Tatlı bir mutluluk tebessümü belirdi yanaklarında. Felit'ini görmüştü.
Başkaları göremiyor olabilirdi ama o görüyordu! Oradaydı Felit evladı; o boşlukta Ege Denizi'nin mavi sularıyla yukarılardaki ak bulutların arasındaydı. Kanatlanıp gelecekti birazdan Besse anasına. Gelip başını bağrına dayayacaktı!.. Ve anası da onu kucaklayacak koklayacak okşayacak yanaklarından doya doya öpecekti!..
Kollarını omuz hizasına kadar yükseltti Besse ana ellerini açtı ve avazı çıkıncaya dek gökyüzüne haykırdı...
- Xwudéya xwudéya ev çi ye çi ye!.. Tu ji min çi dixwazî ye hina tu çima ji min heznaki ye!
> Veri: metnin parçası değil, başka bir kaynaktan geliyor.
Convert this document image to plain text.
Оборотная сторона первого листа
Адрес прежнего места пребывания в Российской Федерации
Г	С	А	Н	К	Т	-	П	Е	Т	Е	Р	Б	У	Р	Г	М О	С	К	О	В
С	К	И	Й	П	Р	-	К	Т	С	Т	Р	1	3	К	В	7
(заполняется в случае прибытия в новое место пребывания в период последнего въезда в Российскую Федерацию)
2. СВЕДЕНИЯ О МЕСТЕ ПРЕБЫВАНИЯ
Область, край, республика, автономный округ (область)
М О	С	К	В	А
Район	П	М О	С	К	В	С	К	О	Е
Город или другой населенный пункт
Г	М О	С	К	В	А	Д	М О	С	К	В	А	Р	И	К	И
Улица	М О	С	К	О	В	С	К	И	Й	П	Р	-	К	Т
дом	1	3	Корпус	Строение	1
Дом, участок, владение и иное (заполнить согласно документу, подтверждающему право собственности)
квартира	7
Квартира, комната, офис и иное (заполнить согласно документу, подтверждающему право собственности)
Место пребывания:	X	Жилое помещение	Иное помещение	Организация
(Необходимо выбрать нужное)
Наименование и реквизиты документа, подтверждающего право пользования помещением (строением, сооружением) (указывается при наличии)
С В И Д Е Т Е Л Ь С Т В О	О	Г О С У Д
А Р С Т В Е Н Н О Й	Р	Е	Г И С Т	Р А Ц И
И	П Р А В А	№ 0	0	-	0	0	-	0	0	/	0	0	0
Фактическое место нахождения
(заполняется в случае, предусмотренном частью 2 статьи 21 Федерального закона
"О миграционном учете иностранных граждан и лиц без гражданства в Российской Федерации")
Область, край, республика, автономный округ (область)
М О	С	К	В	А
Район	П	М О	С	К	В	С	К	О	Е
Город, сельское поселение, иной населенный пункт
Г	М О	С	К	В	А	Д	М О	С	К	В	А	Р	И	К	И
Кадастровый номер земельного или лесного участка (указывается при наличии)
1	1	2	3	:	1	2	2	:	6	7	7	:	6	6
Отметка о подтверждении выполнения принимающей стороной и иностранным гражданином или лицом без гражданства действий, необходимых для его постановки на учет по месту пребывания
Va ez xilasım niha dilé te şad bû ye!?.
Bes e bes e é di bes!..
"Yaradan yaradan; ne var ne var; ne istiyorsun hâlâ benden niye beni sevmiyorsun?.. İşte bittim ben! Peki mutlu musun şimdi sen!?
Yeter yeter artık yeter!..''
Bunlar Besse kadının son sözleriydi. Ardından usulca aşağıya bıraktı kendisini.